Sosok yang selalu bersemangat dalam segala kesempatan itu agaknya ditakuti oleh para mahasiswa. Sebab setiap kali bertemu beliau kapanpun dimanapun, bisa saja dites untuk 6 langkah cuci tangan. Salah sedikit saja beliau langsung “marah”. Bukan marah yang sesungguhnya, karena beliau selalu memberikan koreksi jika masih salah. Tapi yang menjadi keterlaluan adalah apabila mahasiswa tingkat akhir atau bahkan koas belum dapat menguasai 6 langkah cuci tangan dengan sempurna. Cara yang tepat dan waktu yang tepat pula menjadi perhatian beliau. Tidak heran, ini yang menghantarkan beliau menjadi ketua penyelenggara pencegahan infeksi rumah sakit. Entah akibat kegigihan beliau dalam menerapkan cuci tangan yang benar secara luas atau karen tanggung jawab yang beliau emban berdasarkn posisi, tidaklah penting. Yang jelas beliau sangat getol dalam menyebarluaskan kebernaran dan kebaikan cuci tangan  6 langkah. Saya pun tak luput dari penyebaran kebenaran itu. Pernah saat hari pertama di semester 3 ketika beliau memberikan pengarahan mengenai skill lab pemeriksaan thoraks, beliau secara tiba-tiba mengundang beberapa mahasiswa maju ke depan kelas untuk mempraktikkan cuci tangan walaupun sesi itu bukan tentang pengendalian infeksi atau skill cuci tangan. Karena bagi beliau, memastikan mahasiwa dapat melakukan cuci tangan yang baik dan benar adalah tanggung jawab beliau. Saya yang waktu itu datang terlambat karena beberapa urusan PPSMB Fakultas pun akhirnya kena. Saya orang terakhir yang masuk ke dalam ruang kuliah, akhirnya dipanggil maju. Saya lakukan cuci tangan 6 langkah dengan hati-hti mempertimbangkan waktu karena beliau menyalakn stopwatch! Saya merasa telah melakukan dengan benar, ternyata salah. Ya begitulah. Beliau melihat dengan sangat jeli. Bukan hanya saya yang salah. Semua yang maju saat itu salah. Sulit juga ternyata cuci tangan dengan sempurna, batinku. Walaupun demikian beliau membenarkan satu persatu kesalahan kami. Dengan semangat tentunya.
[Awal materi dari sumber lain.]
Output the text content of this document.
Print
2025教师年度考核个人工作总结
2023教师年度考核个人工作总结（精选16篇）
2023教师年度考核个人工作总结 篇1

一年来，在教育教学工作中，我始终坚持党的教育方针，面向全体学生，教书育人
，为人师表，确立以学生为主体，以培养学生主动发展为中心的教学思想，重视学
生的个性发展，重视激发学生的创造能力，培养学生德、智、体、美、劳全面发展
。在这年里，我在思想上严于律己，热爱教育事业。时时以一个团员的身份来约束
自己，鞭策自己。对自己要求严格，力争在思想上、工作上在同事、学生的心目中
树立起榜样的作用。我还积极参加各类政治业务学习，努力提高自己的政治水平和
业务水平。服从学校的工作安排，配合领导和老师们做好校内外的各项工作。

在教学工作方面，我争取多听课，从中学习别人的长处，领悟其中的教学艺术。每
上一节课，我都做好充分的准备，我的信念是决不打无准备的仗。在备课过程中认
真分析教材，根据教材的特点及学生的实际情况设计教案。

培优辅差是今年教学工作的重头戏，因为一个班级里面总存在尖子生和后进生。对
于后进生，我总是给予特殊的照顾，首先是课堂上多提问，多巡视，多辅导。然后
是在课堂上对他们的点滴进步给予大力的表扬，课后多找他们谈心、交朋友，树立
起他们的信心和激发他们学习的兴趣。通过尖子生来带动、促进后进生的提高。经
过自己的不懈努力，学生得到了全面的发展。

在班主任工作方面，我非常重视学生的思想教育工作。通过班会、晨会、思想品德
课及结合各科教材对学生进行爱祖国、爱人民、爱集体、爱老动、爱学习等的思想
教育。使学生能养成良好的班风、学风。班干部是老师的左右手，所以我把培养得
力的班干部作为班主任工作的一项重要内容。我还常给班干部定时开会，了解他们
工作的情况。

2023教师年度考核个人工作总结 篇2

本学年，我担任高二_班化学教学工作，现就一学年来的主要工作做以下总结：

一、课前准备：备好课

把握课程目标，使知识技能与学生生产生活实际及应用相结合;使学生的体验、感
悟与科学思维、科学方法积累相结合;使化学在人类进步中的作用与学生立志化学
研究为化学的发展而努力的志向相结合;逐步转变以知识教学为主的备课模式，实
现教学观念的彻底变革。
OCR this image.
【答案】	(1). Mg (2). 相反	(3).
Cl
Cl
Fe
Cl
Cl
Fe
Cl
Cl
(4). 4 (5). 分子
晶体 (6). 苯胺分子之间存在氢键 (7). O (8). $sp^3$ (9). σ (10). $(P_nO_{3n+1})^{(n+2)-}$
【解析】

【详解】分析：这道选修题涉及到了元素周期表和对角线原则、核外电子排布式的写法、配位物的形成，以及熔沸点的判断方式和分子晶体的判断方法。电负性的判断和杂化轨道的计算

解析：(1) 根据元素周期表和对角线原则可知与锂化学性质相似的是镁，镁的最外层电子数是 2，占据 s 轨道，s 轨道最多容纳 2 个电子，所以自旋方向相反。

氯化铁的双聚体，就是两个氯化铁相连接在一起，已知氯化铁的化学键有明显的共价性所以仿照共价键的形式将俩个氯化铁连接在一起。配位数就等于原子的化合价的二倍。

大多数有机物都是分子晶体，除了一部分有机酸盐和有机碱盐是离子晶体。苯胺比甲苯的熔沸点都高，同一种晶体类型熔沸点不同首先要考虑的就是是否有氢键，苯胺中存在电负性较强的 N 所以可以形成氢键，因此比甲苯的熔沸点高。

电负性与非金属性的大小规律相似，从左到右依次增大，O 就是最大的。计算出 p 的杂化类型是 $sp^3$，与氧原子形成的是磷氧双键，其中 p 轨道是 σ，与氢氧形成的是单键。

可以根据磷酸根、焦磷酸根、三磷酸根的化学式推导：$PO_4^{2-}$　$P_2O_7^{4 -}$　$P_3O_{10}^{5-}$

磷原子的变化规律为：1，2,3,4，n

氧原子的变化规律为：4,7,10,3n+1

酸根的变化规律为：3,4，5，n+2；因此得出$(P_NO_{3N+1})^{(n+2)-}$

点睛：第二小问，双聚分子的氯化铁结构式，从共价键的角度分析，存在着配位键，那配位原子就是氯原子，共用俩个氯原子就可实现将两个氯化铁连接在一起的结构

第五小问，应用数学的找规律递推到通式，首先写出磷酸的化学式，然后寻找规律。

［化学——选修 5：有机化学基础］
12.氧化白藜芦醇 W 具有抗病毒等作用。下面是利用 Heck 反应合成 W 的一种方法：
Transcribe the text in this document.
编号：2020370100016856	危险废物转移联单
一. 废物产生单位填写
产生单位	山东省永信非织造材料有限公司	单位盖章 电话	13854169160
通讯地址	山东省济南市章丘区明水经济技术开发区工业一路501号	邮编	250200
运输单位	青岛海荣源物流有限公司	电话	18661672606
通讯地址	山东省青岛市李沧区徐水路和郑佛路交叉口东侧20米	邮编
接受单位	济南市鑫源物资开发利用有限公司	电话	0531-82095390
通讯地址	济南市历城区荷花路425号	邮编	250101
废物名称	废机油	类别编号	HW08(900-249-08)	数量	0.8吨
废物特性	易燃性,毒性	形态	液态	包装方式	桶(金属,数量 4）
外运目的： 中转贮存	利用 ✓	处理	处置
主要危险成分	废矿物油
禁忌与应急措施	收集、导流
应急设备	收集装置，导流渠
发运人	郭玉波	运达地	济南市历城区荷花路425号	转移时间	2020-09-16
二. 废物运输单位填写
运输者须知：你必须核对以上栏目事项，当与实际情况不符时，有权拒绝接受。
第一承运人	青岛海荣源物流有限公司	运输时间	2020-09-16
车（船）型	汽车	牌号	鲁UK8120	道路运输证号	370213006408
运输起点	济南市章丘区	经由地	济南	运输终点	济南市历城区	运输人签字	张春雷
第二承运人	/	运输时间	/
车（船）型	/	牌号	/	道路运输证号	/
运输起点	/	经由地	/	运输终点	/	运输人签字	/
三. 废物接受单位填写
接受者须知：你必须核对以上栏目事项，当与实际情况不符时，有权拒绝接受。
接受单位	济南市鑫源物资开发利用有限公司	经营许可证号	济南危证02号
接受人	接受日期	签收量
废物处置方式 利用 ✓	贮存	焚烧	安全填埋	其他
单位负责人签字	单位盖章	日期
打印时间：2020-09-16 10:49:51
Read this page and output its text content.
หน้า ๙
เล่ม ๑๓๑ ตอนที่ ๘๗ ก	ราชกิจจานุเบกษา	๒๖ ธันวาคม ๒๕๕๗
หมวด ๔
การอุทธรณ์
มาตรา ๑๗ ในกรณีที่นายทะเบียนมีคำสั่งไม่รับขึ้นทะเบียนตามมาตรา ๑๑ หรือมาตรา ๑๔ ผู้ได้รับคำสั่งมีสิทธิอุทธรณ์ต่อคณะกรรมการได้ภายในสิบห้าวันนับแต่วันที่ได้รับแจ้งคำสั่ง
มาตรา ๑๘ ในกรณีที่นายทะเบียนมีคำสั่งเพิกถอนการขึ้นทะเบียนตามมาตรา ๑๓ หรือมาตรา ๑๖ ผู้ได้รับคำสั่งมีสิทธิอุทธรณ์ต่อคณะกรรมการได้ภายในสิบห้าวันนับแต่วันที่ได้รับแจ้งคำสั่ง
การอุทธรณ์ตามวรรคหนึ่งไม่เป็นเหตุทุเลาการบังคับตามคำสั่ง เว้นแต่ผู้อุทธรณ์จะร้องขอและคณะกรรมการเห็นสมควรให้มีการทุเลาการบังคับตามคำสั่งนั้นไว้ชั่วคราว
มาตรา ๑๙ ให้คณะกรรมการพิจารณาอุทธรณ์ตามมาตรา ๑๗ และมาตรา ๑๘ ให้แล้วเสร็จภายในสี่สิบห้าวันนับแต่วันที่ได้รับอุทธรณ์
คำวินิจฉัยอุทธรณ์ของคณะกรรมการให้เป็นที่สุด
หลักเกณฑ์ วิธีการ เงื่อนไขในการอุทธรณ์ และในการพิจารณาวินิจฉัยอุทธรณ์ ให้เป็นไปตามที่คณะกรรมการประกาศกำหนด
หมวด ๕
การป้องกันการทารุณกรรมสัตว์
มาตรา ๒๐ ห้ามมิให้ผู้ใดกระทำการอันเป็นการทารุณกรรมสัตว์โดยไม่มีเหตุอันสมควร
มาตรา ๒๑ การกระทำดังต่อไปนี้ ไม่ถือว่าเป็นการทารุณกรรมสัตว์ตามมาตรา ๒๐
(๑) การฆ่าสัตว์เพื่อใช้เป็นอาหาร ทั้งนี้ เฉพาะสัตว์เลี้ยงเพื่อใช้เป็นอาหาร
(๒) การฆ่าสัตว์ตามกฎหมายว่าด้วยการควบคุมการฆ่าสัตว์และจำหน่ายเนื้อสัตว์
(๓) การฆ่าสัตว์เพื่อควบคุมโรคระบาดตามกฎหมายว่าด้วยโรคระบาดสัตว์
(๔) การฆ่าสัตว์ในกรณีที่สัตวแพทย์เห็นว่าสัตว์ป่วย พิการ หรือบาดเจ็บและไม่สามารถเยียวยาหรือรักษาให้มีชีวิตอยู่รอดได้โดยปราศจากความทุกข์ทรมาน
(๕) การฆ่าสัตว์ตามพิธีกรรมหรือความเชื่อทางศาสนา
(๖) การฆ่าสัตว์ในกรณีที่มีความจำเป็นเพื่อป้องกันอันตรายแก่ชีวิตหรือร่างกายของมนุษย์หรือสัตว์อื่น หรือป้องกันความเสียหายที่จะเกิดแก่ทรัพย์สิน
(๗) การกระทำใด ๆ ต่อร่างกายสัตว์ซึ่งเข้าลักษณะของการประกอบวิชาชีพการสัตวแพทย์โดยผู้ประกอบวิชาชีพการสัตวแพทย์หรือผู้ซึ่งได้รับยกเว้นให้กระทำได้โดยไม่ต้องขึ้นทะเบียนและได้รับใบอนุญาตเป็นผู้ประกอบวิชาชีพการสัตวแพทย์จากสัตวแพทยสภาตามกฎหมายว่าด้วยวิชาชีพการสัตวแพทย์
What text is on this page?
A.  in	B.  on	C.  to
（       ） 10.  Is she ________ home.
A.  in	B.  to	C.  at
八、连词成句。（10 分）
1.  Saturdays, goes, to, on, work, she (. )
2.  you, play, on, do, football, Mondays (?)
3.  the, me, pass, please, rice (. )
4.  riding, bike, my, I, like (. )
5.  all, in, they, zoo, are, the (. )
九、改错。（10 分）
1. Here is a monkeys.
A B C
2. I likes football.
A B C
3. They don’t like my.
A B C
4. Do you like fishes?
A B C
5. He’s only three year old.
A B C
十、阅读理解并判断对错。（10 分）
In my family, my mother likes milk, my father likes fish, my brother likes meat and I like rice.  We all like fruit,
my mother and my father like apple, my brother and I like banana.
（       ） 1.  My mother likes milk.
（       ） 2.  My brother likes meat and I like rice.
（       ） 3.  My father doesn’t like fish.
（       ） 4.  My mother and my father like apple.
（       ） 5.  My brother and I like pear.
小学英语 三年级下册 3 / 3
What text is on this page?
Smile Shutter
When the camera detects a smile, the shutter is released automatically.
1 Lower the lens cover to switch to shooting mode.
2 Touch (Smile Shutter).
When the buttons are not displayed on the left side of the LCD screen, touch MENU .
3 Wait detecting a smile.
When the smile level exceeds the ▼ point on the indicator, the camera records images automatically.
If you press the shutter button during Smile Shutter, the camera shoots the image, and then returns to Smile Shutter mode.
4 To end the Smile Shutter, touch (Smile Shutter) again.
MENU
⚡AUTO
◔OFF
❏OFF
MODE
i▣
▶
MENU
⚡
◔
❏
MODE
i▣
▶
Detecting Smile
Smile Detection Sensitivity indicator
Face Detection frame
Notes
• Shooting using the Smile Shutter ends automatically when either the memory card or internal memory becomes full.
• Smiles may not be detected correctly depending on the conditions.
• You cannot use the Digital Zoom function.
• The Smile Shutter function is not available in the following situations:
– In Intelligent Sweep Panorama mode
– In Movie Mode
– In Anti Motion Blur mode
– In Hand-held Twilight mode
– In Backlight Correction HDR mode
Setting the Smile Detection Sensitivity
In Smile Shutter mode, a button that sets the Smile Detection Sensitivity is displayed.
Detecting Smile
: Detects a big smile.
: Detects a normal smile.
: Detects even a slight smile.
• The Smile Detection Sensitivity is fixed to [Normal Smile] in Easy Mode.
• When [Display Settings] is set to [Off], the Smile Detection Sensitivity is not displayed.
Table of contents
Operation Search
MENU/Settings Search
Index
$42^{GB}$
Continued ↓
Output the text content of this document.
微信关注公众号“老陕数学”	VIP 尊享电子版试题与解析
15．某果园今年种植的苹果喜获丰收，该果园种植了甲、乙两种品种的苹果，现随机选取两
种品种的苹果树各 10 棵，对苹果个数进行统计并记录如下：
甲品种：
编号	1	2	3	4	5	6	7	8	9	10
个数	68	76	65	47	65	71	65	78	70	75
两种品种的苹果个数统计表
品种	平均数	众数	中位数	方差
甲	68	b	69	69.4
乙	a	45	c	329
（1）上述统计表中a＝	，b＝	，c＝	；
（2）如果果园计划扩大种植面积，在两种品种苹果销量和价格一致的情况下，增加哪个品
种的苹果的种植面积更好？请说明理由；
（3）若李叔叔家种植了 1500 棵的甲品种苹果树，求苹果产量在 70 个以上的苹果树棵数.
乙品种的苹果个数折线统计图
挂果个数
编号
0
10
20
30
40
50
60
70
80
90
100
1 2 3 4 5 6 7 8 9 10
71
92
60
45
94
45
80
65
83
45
Pagi ini kabar duka saya baca dari group line. Sosok yang sangat inspiratif itu telah menghadap Yang Maha Kuasa. Rasanya baru kemarin melihat beliau dengan sangat semangat mengajari cuci tangan yang baik dan benar, mengajar cara melakukan perkusi yang benar. Selamat jalan guru terbaik kami. Semoga ilmu yang telah dokter ajarkan dengan tulus tersebut membawa kebaikan bagi semua orang. Dokter sungguh inspirasi bagi saya dan bagi semua orang yang pernah mengenal dokter. Dokter akan terkenang di hati kami karena dokter adalah sosok yang akan menjadi legenda. Terima kasih banyak, dok.